Kommentar Wahlen in der Türkei: Das Spiel ist noch nicht entschieden

Erdogan hat die Wahlen vorgezogen. Möglichst schnell will er sich alle Vollmachten sichern. Die Opposition hat scheinbar keine Chance – oder doch?

Erdogan steht winzig zwischen riesigen türkischen Flaggen

Wie's dem Herrscher gefällt; Erdogan will bald allein auf weiter Flur stehen Foto: dpa

So etwas nennt man eine Überrumpelungsstrategie: Monatelang hat der türkische Präsident Recep Tayyip Erdoğan bestritten, dass die Präsidentschaftswahl vorgezogen werden könnte und plötzlich, wie aus dem Nichts, kommt die Entscheidung: Wir ziehen die Wahlen vor. Nicht nur um ein Jahr, sondern gleich um eineinhalb Jahre. Damit bleiben der Opposition jetzt gerade einmal zwei Monate, um zu versuchen, Erdoğan zu stürzen.

Denn tatsächlich geht es in der Türkei nicht um irgendeine Präsidentschafts- und Parlamentswahl. Sondern darum, die im April letzten Jahres durchgepeitschte Verfassungsänderung, die dem Präsidenten alle Vollmacht gibt und das Parlament zur leeren Hülle degradiert, endgültig in Kraft zu setzen. Der nächste Präsident wird ein Diktator auf Zeit. Zwar regiert Erdoğan schon jetzt, als hätte er alle Vollmachten, doch das geht nur, weil seit nunmehr knapp zwei Jahren in der Türkei der Ausnahmezustand herrscht, der denn auch gestern gleich noch einmal bis zu den Wahlen verlängert wurde.

Hat die Opposition in dieser Situation noch eine Chance? Erdoğan hat alles dafür getan, dass dies nicht der Fall ist.
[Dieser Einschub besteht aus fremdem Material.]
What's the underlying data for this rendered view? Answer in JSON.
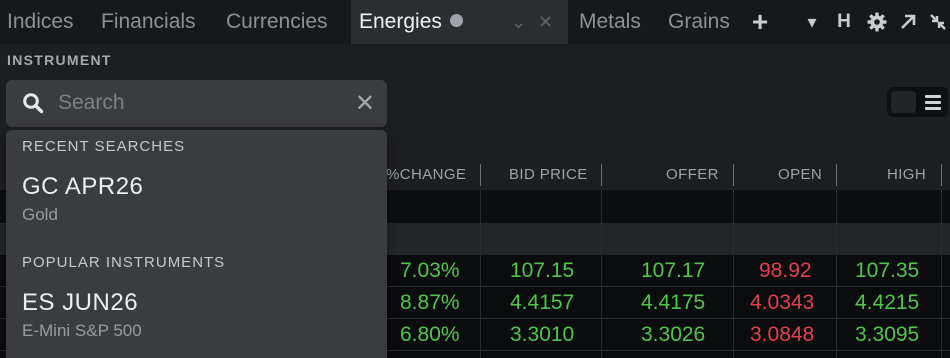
{
  "tabs": [
    {
      "label": "Indices",
      "active": false
    },
    {
      "label": "Financials",
      "active": false
    },
    {
      "label": "Currencies",
      "active": false
    },
    {
      "label": "Energies",
      "active": true
    },
    {
      "label": "Metals",
      "active": false
    },
    {
      "label": "Grains",
      "active": false
    }
  ],
  "tab_controls": {
    "chevron": "⌄",
    "close": "✕"
  },
  "toolbar": {
    "add": "+",
    "dropdown": "▾",
    "h_label": "H",
    "gear_icon": "gear-icon",
    "popout_icon": "popout-icon",
    "collapse_icon": "collapse-icon"
  },
  "instrument": {
    "label": "INSTRUMENT",
    "search_placeholder": "Search",
    "clear": "✕"
  },
  "dropdown": {
    "recent_label": "RECENT SEARCHES",
    "recent": [
      {
        "symbol": "GC APR26",
        "name": "Gold"
      }
    ],
    "popular_label": "POPULAR INSTRUMENTS",
    "popular": [
      {
        "symbol": "ES JUN26",
        "name": "E-Mini S&P 500"
      }
    ]
  },
  "table": {
    "columns": [
      "%CHANGE",
      "BID PRICE",
      "OFFER",
      "OPEN",
      "HIGH"
    ],
    "rows": [
      {
        "change": "7.03%",
        "bid": "107.15",
        "offer": "107.17",
        "open": "98.92",
        "high": "107.35"
      },
      {
        "change": "8.87%",
        "bid": "4.4157",
        "offer": "4.4175",
        "open": "4.0343",
        "high": "4.4215"
      },
      {
        "change": "6.80%",
        "bid": "3.3010",
        "offer": "3.3026",
        "open": "3.0848",
        "high": "3.3095"
      }
    ]
  },
  "colors": {
    "up": "#4fc64a",
    "down": "#e33f52",
    "active_tab": "#2b2d30"
  }
}
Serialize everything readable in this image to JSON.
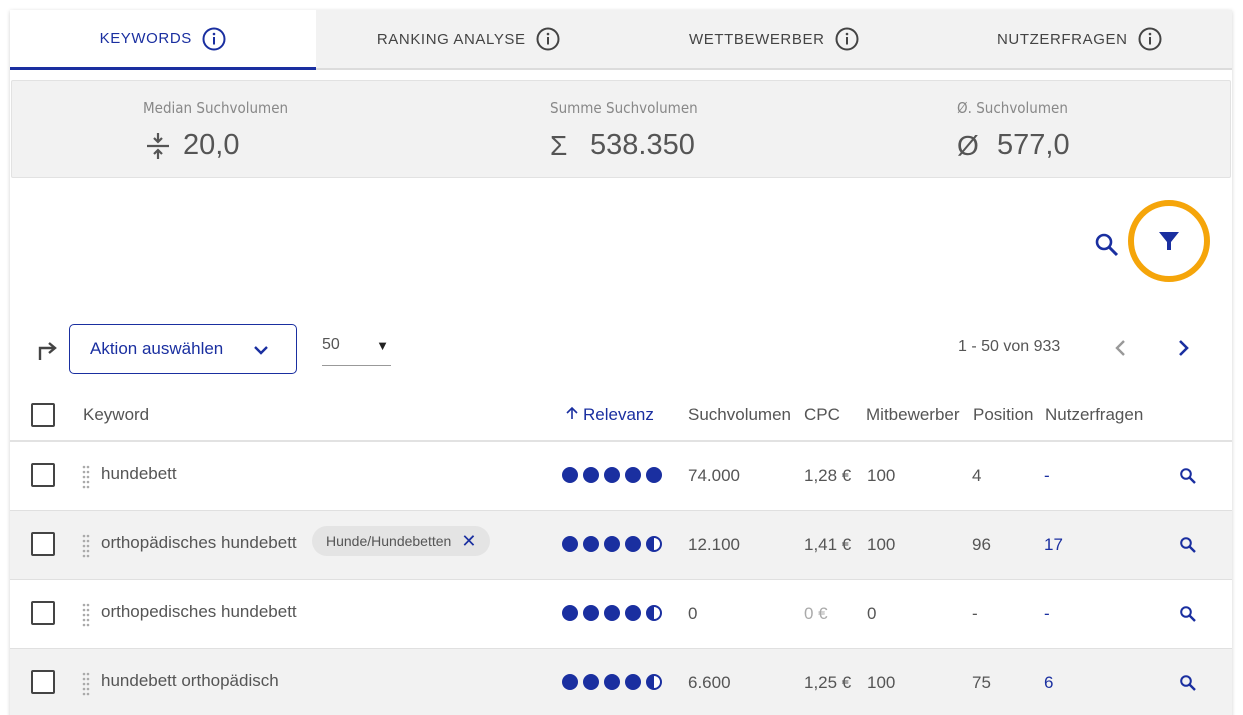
{
  "tabs": [
    {
      "label": "KEYWORDS",
      "active": true
    },
    {
      "label": "RANKING ANALYSE",
      "active": false
    },
    {
      "label": "WETTBEWERBER",
      "active": false
    },
    {
      "label": "NUTZERFRAGEN",
      "active": false
    }
  ],
  "stats": {
    "median": {
      "label": "Median Suchvolumen",
      "symbol": "median-icon",
      "value": "20,0"
    },
    "sum": {
      "label": "Summe Suchvolumen",
      "symbol": "Σ",
      "value": "538.350"
    },
    "avg": {
      "label": "Ø. Suchvolumen",
      "symbol": "Ø",
      "value": "577,0"
    }
  },
  "toolbar": {
    "action_label": "Aktion auswählen",
    "per_page": "50",
    "pagination": "1 - 50 von 933"
  },
  "table": {
    "headers": {
      "keyword": "Keyword",
      "relevance": "Relevanz",
      "volume": "Suchvolumen",
      "cpc": "CPC",
      "competitors": "Mitbewerber",
      "position": "Position",
      "questions": "Nutzerfragen"
    },
    "rows": [
      {
        "keyword": "hundebett",
        "tag": "",
        "relevance_full": 5,
        "relevance_half": 0,
        "volume": "74.000",
        "cpc": "1,28 €",
        "competitors": "100",
        "position": "4",
        "questions": "-"
      },
      {
        "keyword": "orthopädisches hundebett",
        "tag": "Hunde/Hundebetten",
        "relevance_full": 4,
        "relevance_half": 1,
        "volume": "12.100",
        "cpc": "1,41 €",
        "competitors": "100",
        "position": "96",
        "questions": "17"
      },
      {
        "keyword": "orthopedisches hundebett",
        "tag": "",
        "relevance_full": 4,
        "relevance_half": 1,
        "volume": "0",
        "cpc": "0 €",
        "competitors": "0",
        "position": "-",
        "questions": "-"
      },
      {
        "keyword": "hundebett orthopädisch",
        "tag": "",
        "relevance_full": 4,
        "relevance_half": 1,
        "volume": "6.600",
        "cpc": "1,25 €",
        "competitors": "100",
        "position": "75",
        "questions": "6"
      }
    ]
  },
  "colors": {
    "accent": "#1a2fa0",
    "highlight": "#f5a50a"
  }
}
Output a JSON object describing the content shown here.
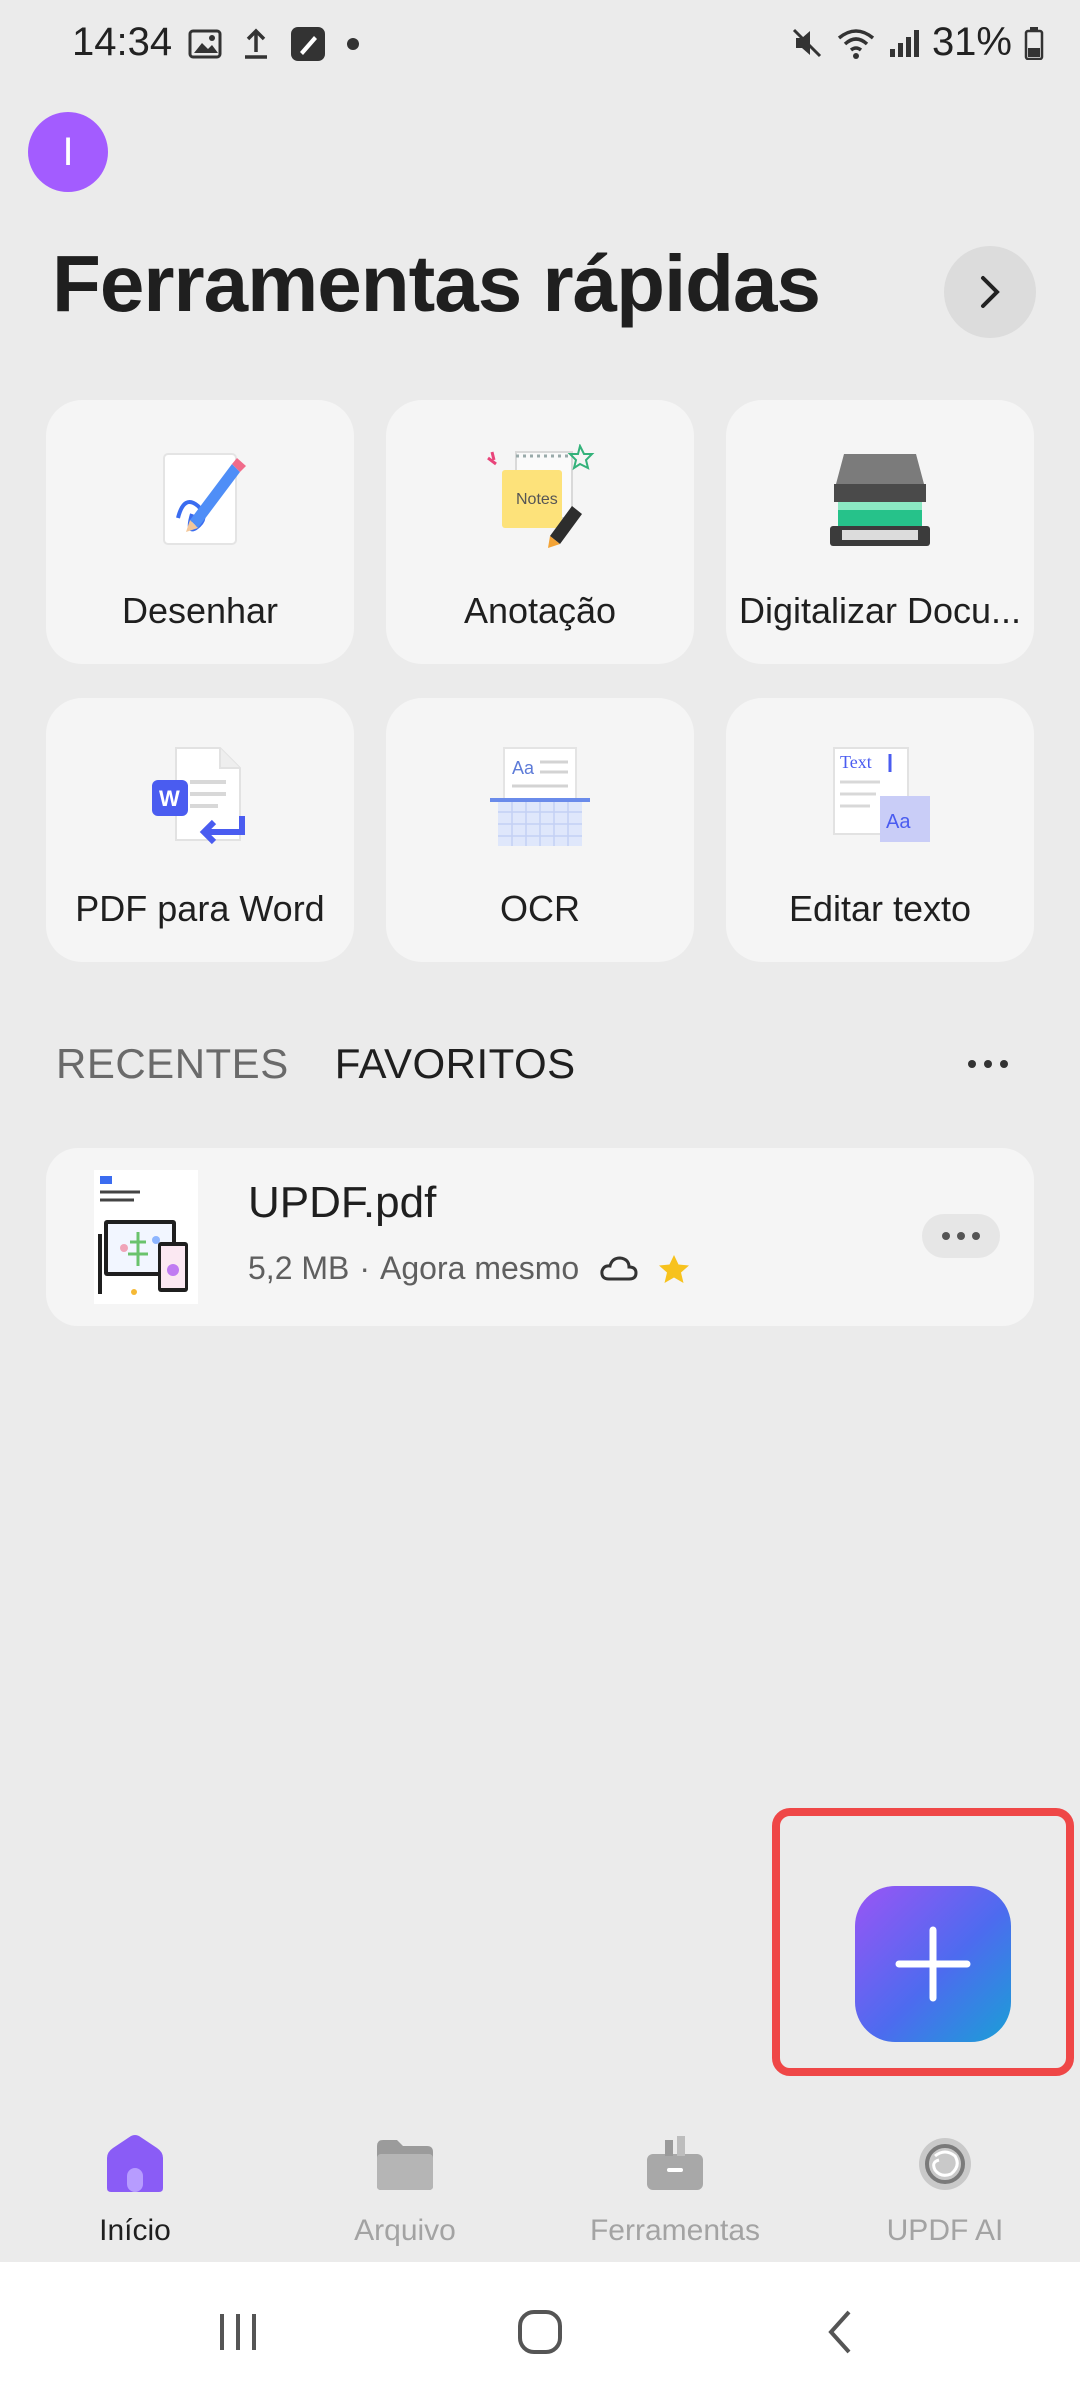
{
  "status_bar": {
    "time": "14:34",
    "battery": "31%"
  },
  "avatar": {
    "initial": "I"
  },
  "quick_tools": {
    "title": "Ferramentas rápidas",
    "items": [
      {
        "label": "Desenhar",
        "icon": "draw-icon"
      },
      {
        "label": "Anotação",
        "icon": "notes-icon"
      },
      {
        "label": "Digitalizar Docu...",
        "icon": "scanner-icon"
      },
      {
        "label": "PDF para Word",
        "icon": "pdf-to-word-icon"
      },
      {
        "label": "OCR",
        "icon": "ocr-icon"
      },
      {
        "label": "Editar texto",
        "icon": "edit-text-icon"
      }
    ]
  },
  "tabs": {
    "recent": "RECENTES",
    "favorites": "FAVORITOS",
    "active": "FAVORITOS"
  },
  "files": [
    {
      "name": "UPDF.pdf",
      "size": "5,2 MB",
      "time": "Agora mesmo",
      "cloud": true,
      "favorite": true
    }
  ],
  "bottom_nav": {
    "items": [
      {
        "label": "Início",
        "icon": "home-icon",
        "active": true
      },
      {
        "label": "Arquivo",
        "icon": "folder-icon",
        "active": false
      },
      {
        "label": "Ferramentas",
        "icon": "toolbox-icon",
        "active": false
      },
      {
        "label": "UPDF AI",
        "icon": "ai-icon",
        "active": false
      }
    ]
  },
  "colors": {
    "accent": "#8a5cf6",
    "highlight": "#ef4747",
    "background": "#ebebeb"
  }
}
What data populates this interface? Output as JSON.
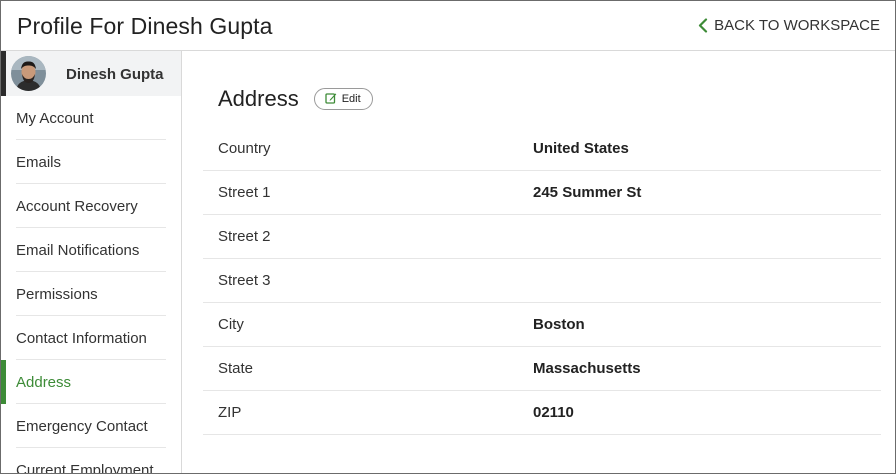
{
  "header": {
    "title": "Profile For Dinesh Gupta",
    "back_label": "BACK TO WORKSPACE"
  },
  "sidebar": {
    "profile_name": "Dinesh Gupta",
    "items": [
      {
        "label": "My Account"
      },
      {
        "label": "Emails"
      },
      {
        "label": "Account Recovery"
      },
      {
        "label": "Email Notifications"
      },
      {
        "label": "Permissions"
      },
      {
        "label": "Contact Information"
      },
      {
        "label": "Address"
      },
      {
        "label": "Emergency Contact"
      },
      {
        "label": "Current Employment"
      }
    ],
    "active_item": "Address"
  },
  "main": {
    "section_title": "Address",
    "edit_label": "Edit",
    "fields": [
      {
        "label": "Country",
        "value": "United States"
      },
      {
        "label": "Street 1",
        "value": "245 Summer St"
      },
      {
        "label": "Street 2",
        "value": ""
      },
      {
        "label": "Street 3",
        "value": ""
      },
      {
        "label": "City",
        "value": "Boston"
      },
      {
        "label": "State",
        "value": "Massachusetts"
      },
      {
        "label": "ZIP",
        "value": "02110"
      }
    ]
  },
  "icons": {
    "back": "chevron-left-icon",
    "edit": "edit-icon"
  },
  "colors": {
    "accent": "#3d8b37",
    "profile_row_bg": "#f2f3f4",
    "divider": "#e6e6e6"
  }
}
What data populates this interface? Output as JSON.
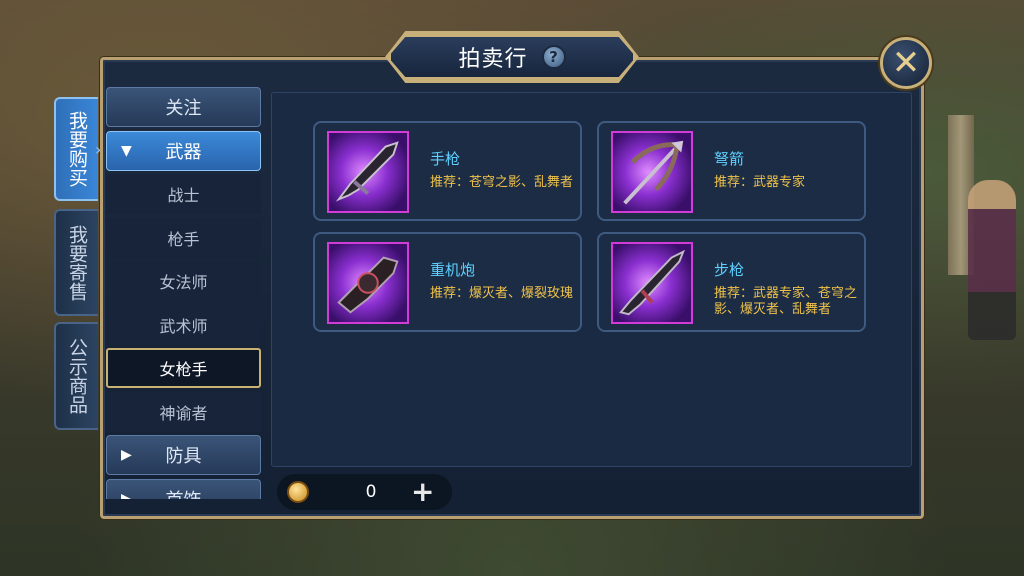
{
  "title": "拍卖行",
  "help_symbol": "?",
  "close_symbol": "✕",
  "left_tabs": [
    {
      "label": "我要购买",
      "active": true
    },
    {
      "label": "我要寄售",
      "active": false
    },
    {
      "label": "公示商品",
      "active": false
    }
  ],
  "categories": {
    "follow": "关注",
    "weapons": "武器",
    "weapon_subs": [
      "战士",
      "枪手",
      "女法师",
      "武术师",
      "女枪手",
      "神谕者"
    ],
    "selected_sub": "女枪手",
    "armor": "防具",
    "accessories": "首饰"
  },
  "items": [
    {
      "name": "手枪",
      "recommend": "推荐：苍穹之影、乱舞者"
    },
    {
      "name": "弩箭",
      "recommend": "推荐：武器专家"
    },
    {
      "name": "重机炮",
      "recommend": "推荐：爆灭者、爆裂玫瑰"
    },
    {
      "name": "步枪",
      "recommend": "推荐：武器专家、苍穹之影、爆灭者、乱舞者"
    }
  ],
  "currency": {
    "value": "0",
    "plus": "+"
  },
  "colors": {
    "frame_gold": "#c8b07a",
    "active_blue": "#3a86d8",
    "rare_purple": "#d13bd6",
    "name_cyan": "#5fd0ff",
    "recommend_yellow": "#f0c24a"
  }
}
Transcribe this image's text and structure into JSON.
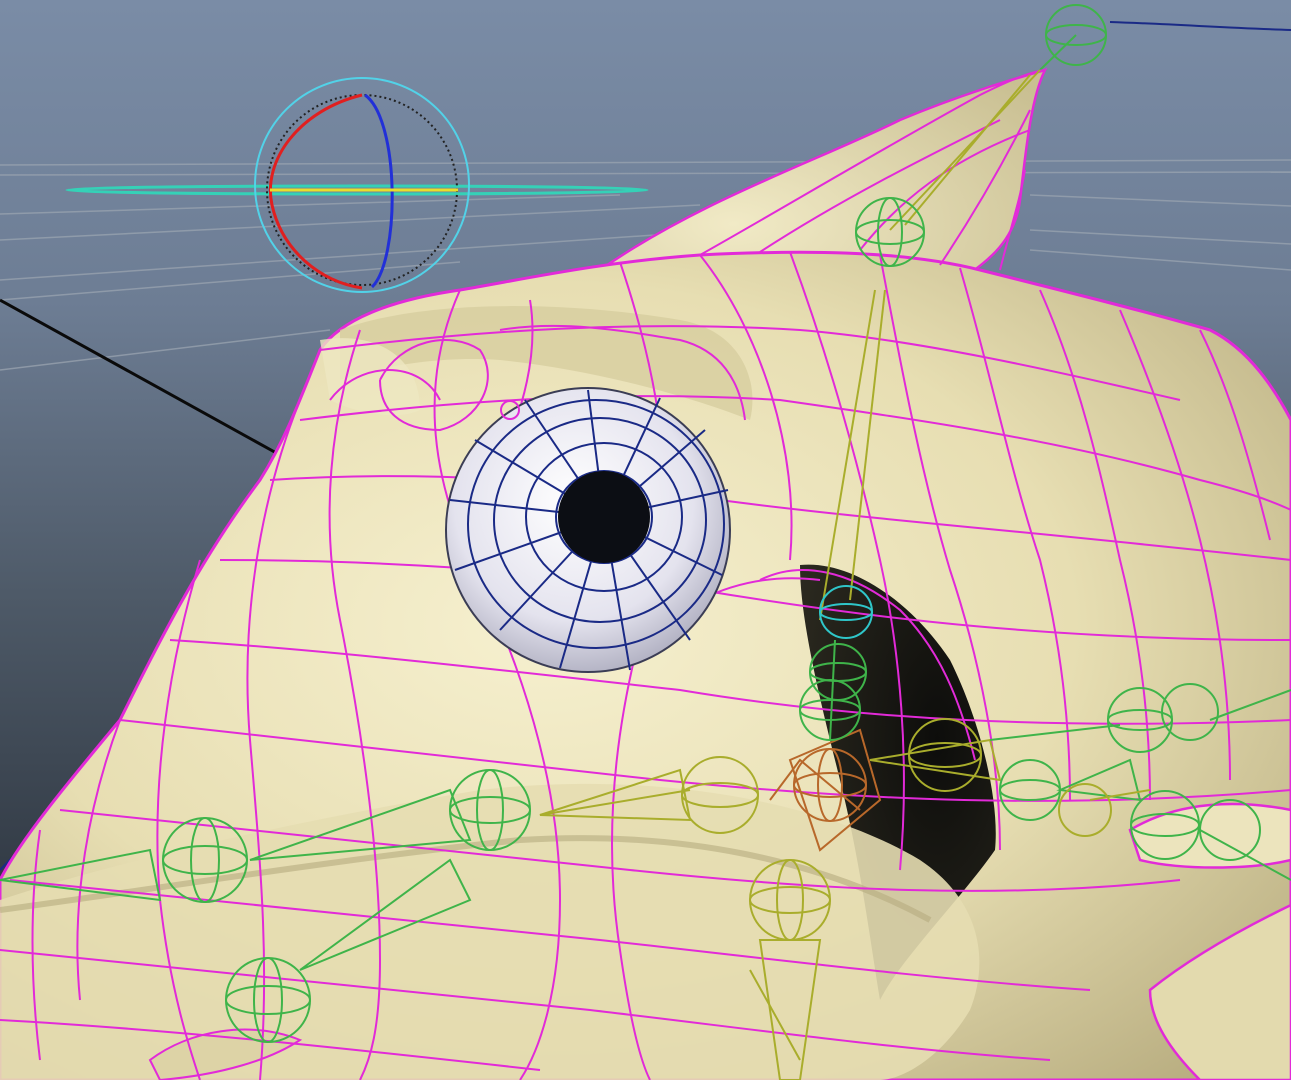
{
  "viewport": {
    "background_top": "#6f829c",
    "background_mid": "#6c7b8e",
    "background_bottom": "#1f252d"
  },
  "colors": {
    "mesh_surface": "#e8e0b6",
    "mesh_shadow": "#a89e72",
    "wireframe": "#e22ad8",
    "joint_green": "#3fb44a",
    "joint_olive": "#a9ad2c",
    "joint_orange": "#b8682a",
    "joint_cyan": "#2fc6c9",
    "eye_wire": "#1a2a86",
    "pupil": "#0c0e14",
    "grid_line": "#9aa4b0",
    "axis_black": "#0a0a0a"
  },
  "icons": [
    "rotate-manipulator-icon",
    "character-mesh",
    "eyeball",
    "skeleton-joint-chain"
  ]
}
Er hat den Zeitpunkt zu seinen Gunsten bestimmt, er kontrolliert die Medien und er setzt sämtliche staatlichen Ressourcen für seinen Wahlkampf ein, auch wenn das eigentlich nicht erlaubt ist.

Um die Opposition steht es dagegen auf den ersten Blick sehr schlecht. Die wichtigsten Leute der kurdisch-linken HDP sitzen im Gefängnis, die neu gegründete rechtskonservative IYI Partei ist organisatorisch noch nicht so weit und wird vielleicht sogar aus formalen Gründen ausgeschlossen, und die sozialdemokratisch-kemalistische CHP hat keinen Kandidaten, der gegen Erdoğan bestehen könnte. Kemal Kilicdaroglu, der Parteichef, ist nicht der Mann, der die Massen begeistert.

Reine Intellektuellen-Debatte

Es gibt viele Stimmen, die sagen, angesichts der unfairen Umstände solle man die Wahl lieber boykottieren, als in Erdoğans Theater mit zu spielen und ihm dadurch noch eine scheinbare Legitimität zu verleihen. Das ist aber eine reine Intellektuellen-Debatte, die meisten Türken werden zur Wahl gehen. Für die Opposition gibt es deshalb nur eine kleine Chance: Sie muss sich jetzt, trotz aller Gegensätze, auf einen gemeinsamen Kandidaten verständigen, einen Kandidaten, der mit dem Auftrag startet, das Präsidialsystem wieder abzuschaffen. Ein Anliegen immerhin, dass die gesamte Opposition eint.

Das Motto muss sein: Wir haben keine Chance, also nutzen wir sie. Die türkische Geschichte ist voller Überraschungen, noch hat Erdoğan nicht gewonnen.